Actually, regarding fractions, the 49 series has additional functionality compared with the 48 series.

The 49 series adds the "exact integer" (object type 28); the only limit on the length of an exact integer is available memory. When in "exact" mode (flag -105 clear), numbers entered without fraction marks are compiled to exact integers. With flag -3 cleared ((Function -> symb) and flag -2 cleared (Constant -> symb), a calculation won't change the exact integers to "real numbers" (object type 0) unless a real number (or an expression which contains a real number) is an argument. Additionally, there's a "textbook" display mode, which displays an expression on the stack in a manner similar to how it would look in the equation writer.
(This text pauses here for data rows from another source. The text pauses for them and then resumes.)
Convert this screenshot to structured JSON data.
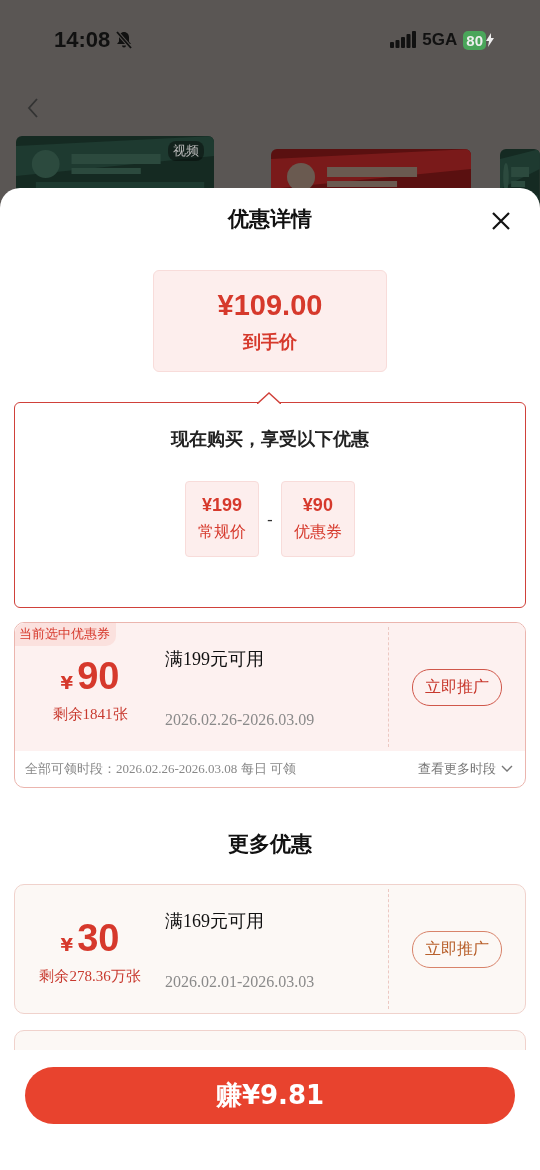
{
  "status_bar": {
    "time": "14:08",
    "network": "5GA",
    "battery": "80"
  },
  "background": {
    "cards": [
      {
        "kind": "picture",
        "badge": "视频"
      },
      {
        "kind": "picture"
      },
      {
        "kind": "picture"
      }
    ]
  },
  "sheet": {
    "title": "优惠详情",
    "price": {
      "amount": "¥109.00",
      "label": "到手价"
    },
    "breakdown": {
      "title": "现在购买，享受以下优惠",
      "operator": "-",
      "items": [
        {
          "amount": "¥199",
          "label": "常规价"
        },
        {
          "amount": "¥90",
          "label": "优惠券"
        }
      ]
    },
    "current_coupon": {
      "selected": true,
      "tag": "当前选中优惠券",
      "symbol": "¥",
      "value": "90",
      "remaining": "剩余1841张",
      "condition": "满199元可用",
      "dates": "2026.02.26-2026.03.09",
      "button": "立即推广",
      "footer": {
        "periods": "全部可领时段：2026.02.26-2026.03.08 每日 可领",
        "more": "查看更多时段"
      }
    },
    "more_title": "更多优惠",
    "more_coupons": [
      {
        "selected": false,
        "symbol": "¥",
        "value": "30",
        "remaining": "剩余278.36万张",
        "condition": "满169元可用",
        "dates": "2026.02.01-2026.03.03",
        "button": "立即推广"
      }
    ],
    "earn_button": "赚¥9.81"
  }
}
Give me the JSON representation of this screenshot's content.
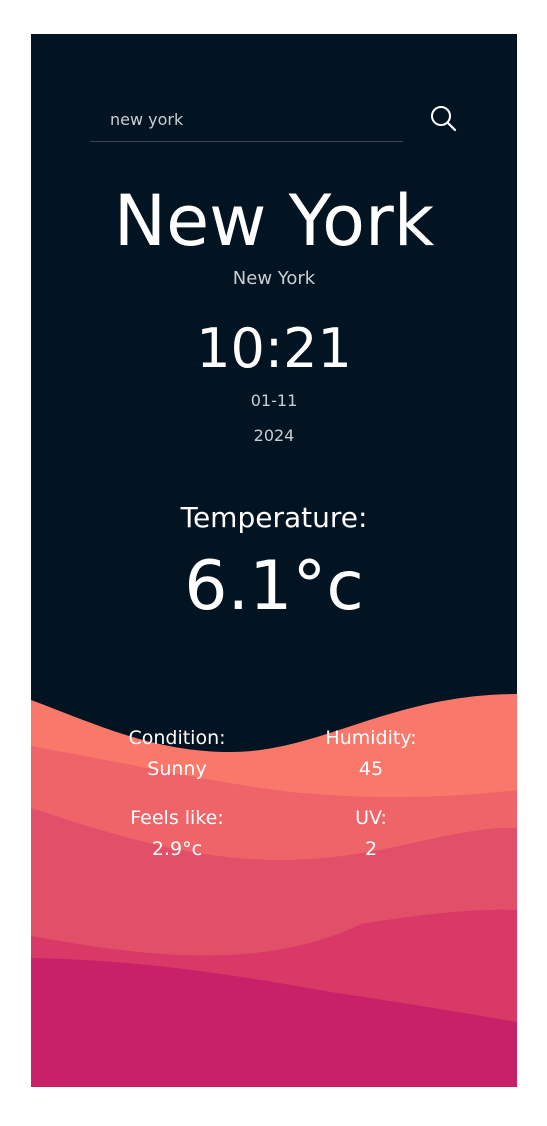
{
  "search": {
    "value": "new york",
    "button_icon": "search-icon"
  },
  "location": {
    "city": "New York",
    "region": "New York"
  },
  "clock": {
    "time": "10:21",
    "date": "01-11",
    "year": "2024"
  },
  "temperature": {
    "label": "Temperature:",
    "value": "6.1°c"
  },
  "details": {
    "condition": {
      "label": "Condition:",
      "value": "Sunny"
    },
    "humidity": {
      "label": "Humidity:",
      "value": "45"
    },
    "feels_like": {
      "label": "Feels like:",
      "value": "2.9°c"
    },
    "uv": {
      "label": "UV:",
      "value": "2"
    }
  },
  "colors": {
    "background": "#021321",
    "wave_1": "#f9786a",
    "wave_2": "#ef6468",
    "wave_3": "#e24f69",
    "wave_4": "#d93967",
    "wave_5": "#c82167",
    "text": "#ffffff",
    "muted_text": "#c9ced3"
  }
}
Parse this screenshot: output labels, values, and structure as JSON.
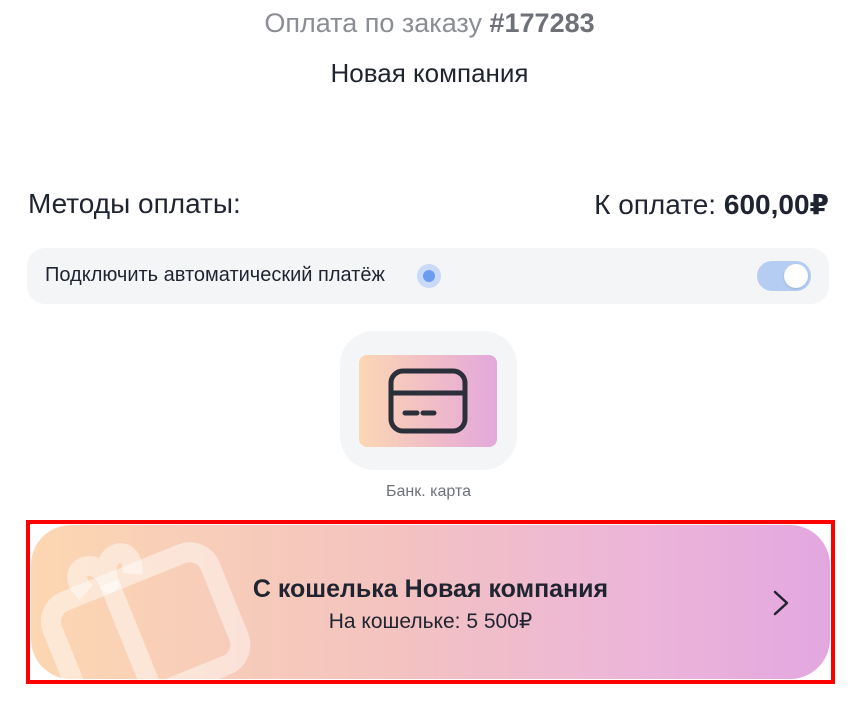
{
  "order": {
    "label": "Оплата по заказу",
    "number": "#177283"
  },
  "company": {
    "name": "Новая компания"
  },
  "payment": {
    "methods_label": "Методы оплаты:",
    "to_pay_label": "К оплате:",
    "to_pay_amount": "600,00₽"
  },
  "autopay": {
    "label": "Подключить автоматический платёж",
    "enabled": true
  },
  "methods": [
    {
      "label": "Банк. карта",
      "icon": "credit-card-icon"
    }
  ],
  "wallet": {
    "title": "С кошелька Новая компания",
    "balance_label": "На кошельке:",
    "balance_amount": "5 500₽",
    "icon": "gift-card-icon"
  },
  "colors": {
    "text": "#1f2430",
    "muted": "#8a8d93",
    "panel": "#f4f5f7",
    "toggle_on": "#b5cdf3",
    "info_dot": "#6b9cf0",
    "gradient_start": "#fcd7b2",
    "gradient_end": "#e3a7e0",
    "highlight": "#ff0000"
  }
}
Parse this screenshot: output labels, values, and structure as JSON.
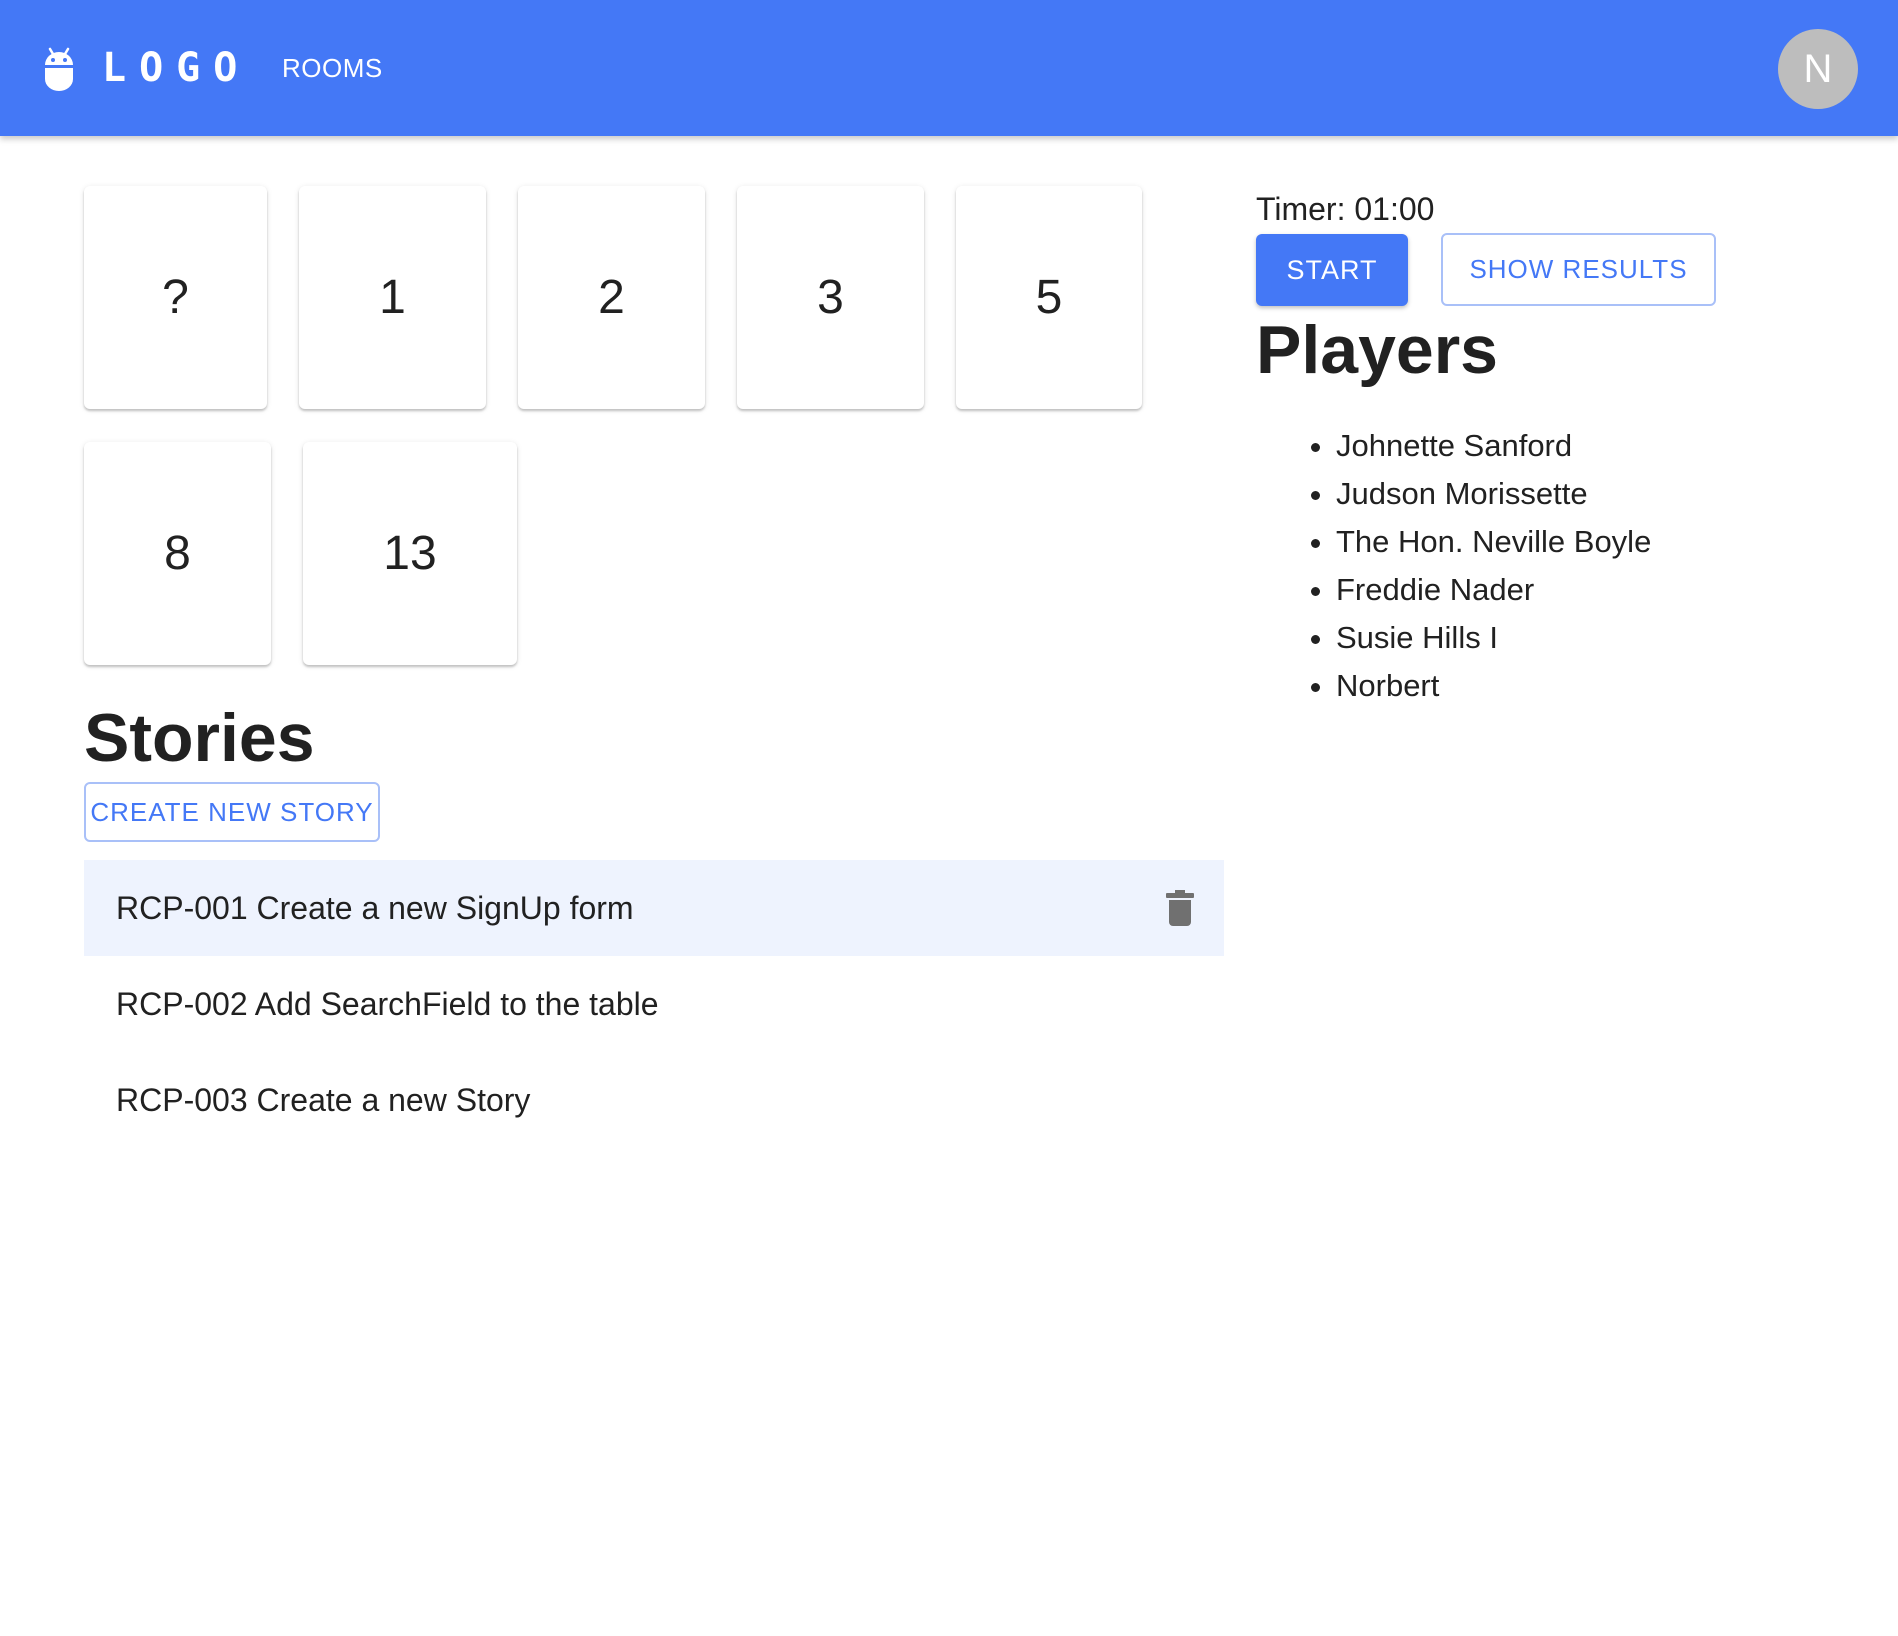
{
  "header": {
    "logo_text": "LOGO",
    "logo_icon": "android-icon",
    "nav_rooms": "ROOMS",
    "avatar_initial": "N"
  },
  "cards": [
    "?",
    "1",
    "2",
    "3",
    "5",
    "8",
    "13"
  ],
  "stories": {
    "title": "Stories",
    "create_button": "CREATE NEW STORY",
    "items": [
      "RCP-001 Create a new SignUp form",
      "RCP-002 Add SearchField to the table",
      "RCP-003 Create a new Story"
    ],
    "delete_icon": "trash-icon"
  },
  "timer": {
    "text": "Timer: 01:00"
  },
  "controls": {
    "start_label": "START",
    "show_results_label": "SHOW RESULTS"
  },
  "players": {
    "title": "Players",
    "items": [
      "Johnette Sanford",
      "Judson Morissette",
      "The Hon. Neville Boyle",
      "Freddie Nader",
      "Susie Hills I",
      "Norbert"
    ]
  },
  "colors": {
    "primary": "#4478f6",
    "selected_row": "#eef3fe",
    "avatar_bg": "#bdbdbd",
    "outline_border": "#a9c0f8"
  }
}
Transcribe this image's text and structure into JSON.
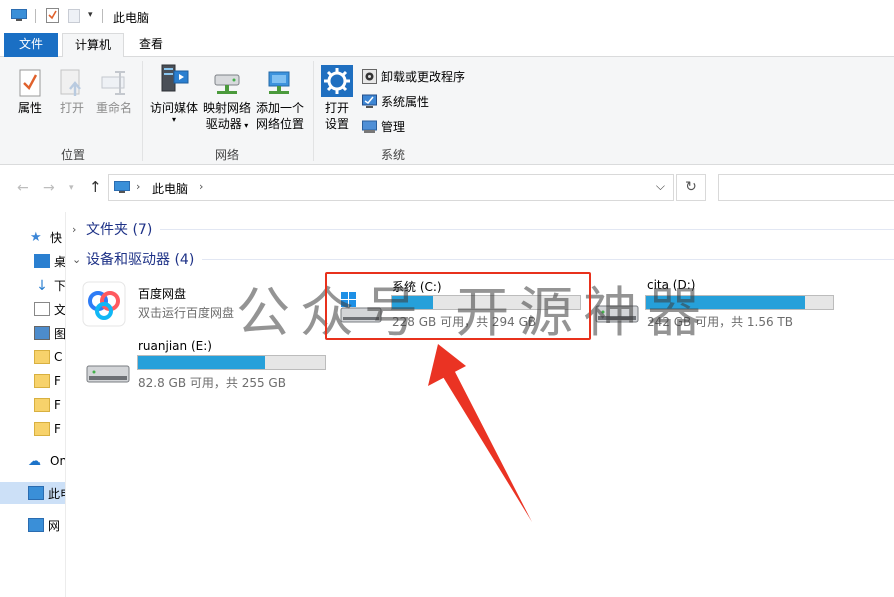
{
  "titlebar": {
    "title": "此电脑"
  },
  "tabs": {
    "file": "文件",
    "computer": "计算机",
    "view": "查看"
  },
  "ribbon": {
    "location": {
      "label": "位置",
      "properties": "属性",
      "open": "打开",
      "rename": "重命名"
    },
    "network": {
      "label": "网络",
      "access_media": "访问媒体",
      "map_drive_l1": "映射网络",
      "map_drive_l2": "驱动器",
      "add_location_l1": "添加一个",
      "add_location_l2": "网络位置"
    },
    "system": {
      "label": "系统",
      "open_settings_l1": "打开",
      "open_settings_l2": "设置",
      "uninstall": "卸载或更改程序",
      "system_properties": "系统属性",
      "manage": "管理"
    }
  },
  "address": {
    "path": "此电脑"
  },
  "navpane": {
    "items": [
      "快",
      "桌",
      "下",
      "文",
      "图",
      "C",
      "F",
      "F",
      "F",
      "On",
      "此电",
      "网"
    ]
  },
  "sections": {
    "folders": "文件夹 (7)",
    "devices": "设备和驱动器 (4)"
  },
  "devices": [
    {
      "name": "百度网盘",
      "sub": "双击运行百度网盘"
    },
    {
      "name": "系统 (C:)",
      "sub": "228 GB 可用，共 294 GB",
      "used_fraction": 0.22
    },
    {
      "name": "cita (D:)",
      "sub": "242 GB 可用，共 1.56 TB",
      "used_fraction": 0.85
    },
    {
      "name": "ruanjian (E:)",
      "sub": "82.8 GB 可用，共 255 GB",
      "used_fraction": 0.68
    }
  ],
  "watermark": "公众号 开源神器",
  "colors": {
    "accent": "#1a6fc4",
    "bar_fill": "#26a0da",
    "highlight_box": "#e8311c"
  }
}
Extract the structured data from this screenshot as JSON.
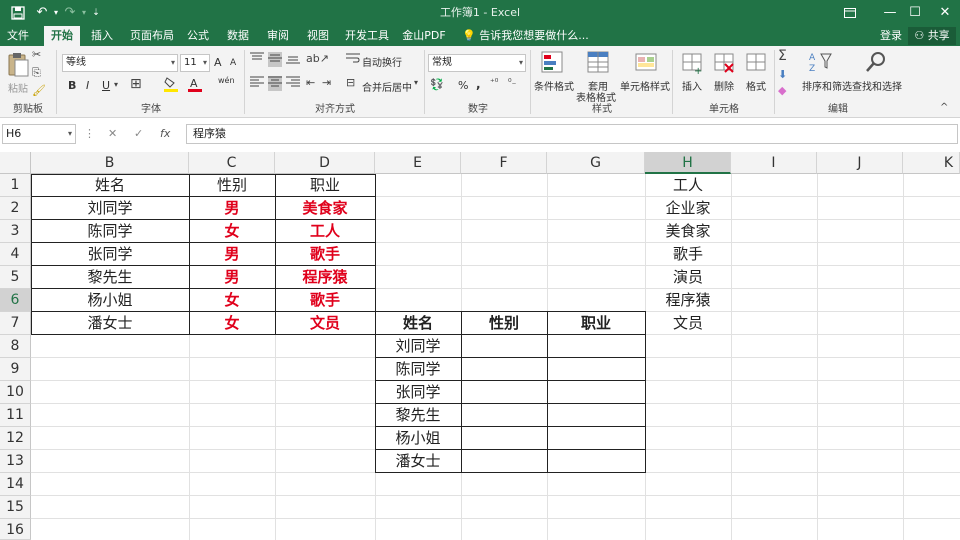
{
  "app": {
    "title": "工作簿1 - Excel"
  },
  "quick_access": {
    "save_icon": "save-icon",
    "undo_icon": "undo-icon",
    "redo_icon": "redo-icon"
  },
  "tabs": [
    "文件",
    "开始",
    "插入",
    "页面布局",
    "公式",
    "数据",
    "审阅",
    "视图",
    "开发工具",
    "金山PDF"
  ],
  "active_tab": "开始",
  "tell_me": "告诉我您想要做什么...",
  "login": "登录",
  "share": "共享",
  "ribbon": {
    "clipboard": {
      "paste": "粘贴",
      "label": "剪贴板"
    },
    "font": {
      "name": "等线",
      "size": "11",
      "bold": "B",
      "italic": "I",
      "underline": "U",
      "label": "字体",
      "increase": "A",
      "decrease": "A",
      "phonetic": "wén"
    },
    "alignment": {
      "wrap": "自动换行",
      "merge": "合并后居中",
      "label": "对齐方式"
    },
    "number": {
      "format": "常规",
      "percent": "%",
      "comma": ",",
      "label": "数字"
    },
    "styles": {
      "cond": "条件格式",
      "table1": "套用",
      "table2": "表格格式",
      "cell": "单元格样式",
      "label": "样式"
    },
    "cells": {
      "insert": "插入",
      "delete": "删除",
      "format": "格式",
      "label": "单元格"
    },
    "editing": {
      "sort": "排序和筛选",
      "find": "查找和选择",
      "label": "编辑"
    }
  },
  "formula_bar": {
    "name_box": "H6",
    "fx": "fx",
    "content": "程序猿"
  },
  "columns": [
    "B",
    "C",
    "D",
    "E",
    "F",
    "G",
    "H",
    "I",
    "J",
    "K"
  ],
  "rows": [
    "1",
    "2",
    "3",
    "4",
    "5",
    "6",
    "7",
    "8",
    "9",
    "10",
    "11",
    "12",
    "13",
    "14",
    "15",
    "16"
  ],
  "table1": {
    "headers": [
      "姓名",
      "性别",
      "职业"
    ],
    "rows": [
      [
        "刘同学",
        "男",
        "美食家"
      ],
      [
        "陈同学",
        "女",
        "工人"
      ],
      [
        "张同学",
        "男",
        "歌手"
      ],
      [
        "黎先生",
        "男",
        "程序猿"
      ],
      [
        "杨小姐",
        "女",
        "歌手"
      ],
      [
        "潘女士",
        "女",
        "文员"
      ]
    ]
  },
  "table2": {
    "headers": [
      "姓名",
      "性别",
      "职业"
    ],
    "names": [
      "刘同学",
      "陈同学",
      "张同学",
      "黎先生",
      "杨小姐",
      "潘女士"
    ]
  },
  "column_h": [
    "工人",
    "企业家",
    "美食家",
    "歌手",
    "演员",
    "程序猿",
    "文员"
  ],
  "colors": {
    "excel_green": "#217346",
    "red_text": "#e0001b"
  }
}
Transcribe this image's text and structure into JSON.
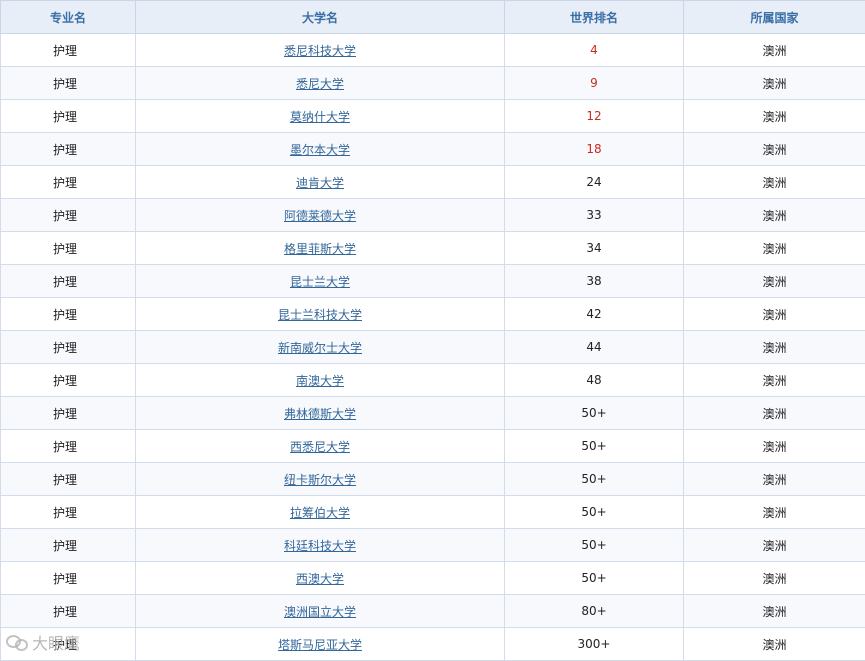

The PROPFRAC command, with an improper fraction (or expression that evaluates to an improper fraction) for its argument returns either an integer plus a proper fraction, or an integer. Alternatively, with an integer plus a fraction for its argument, PROPFRAC returns either an improper fraction or an integer. For example, '4/3' PROPFRAC returns '1+1/3', '6/3' PROPFRAC returns 2, '1+1/3' PROPFRAC returns '4/3', and '1+3/3' PROPFRAC returns 2.

For PROPFRAC, the CAS requires flags -2, -3, and -105 to be clear, which seems straight-forward enough, but also requires flag -17 to be set (radians mode), the reason for which being beyond me.

The ->NUM command will attempt to evaluate any object to a real number, erroring out if it can't.

I->R changes an exact integer to a real number, and R->I changes an integer-valued real number to an exact integer.

In case anyone is interested, the memory required for most exact integers is 5.5 bytes plus 0.5 bytes per digit (5 nibbles for the prologue address, plus 5 nibbles for the self-inclusive length field, plus 1 nibble per digit, plus 1 nibble for a sign field. The exact integer 0 is an exception, using only 5.5 bytes because it doesn't have a sign field. Also, some exact integers are built-in to ROM, in which case they need only 2.5 bytes (5 nibbles for the ROM address) in many cases. For example, the exact integers -9 through 9 will be compiled to this 2.5-byte ROM address form and the stack pointers will be the ROM addresses, but if one of these numbers is stored in a variable, the 5.5- or 6-byte object found at the ROM address is stored instead; 0 BYTES returns #0h and 2.5, but 0 'FOO' STO FOO BYTES returns #4789h and 5.5.

With an exact integer for its argument, the SIZE command returns the number of digits (as a real number) in the integer. An exception: with the exact integer 0 for an argument, SIZE returns 0.; bug?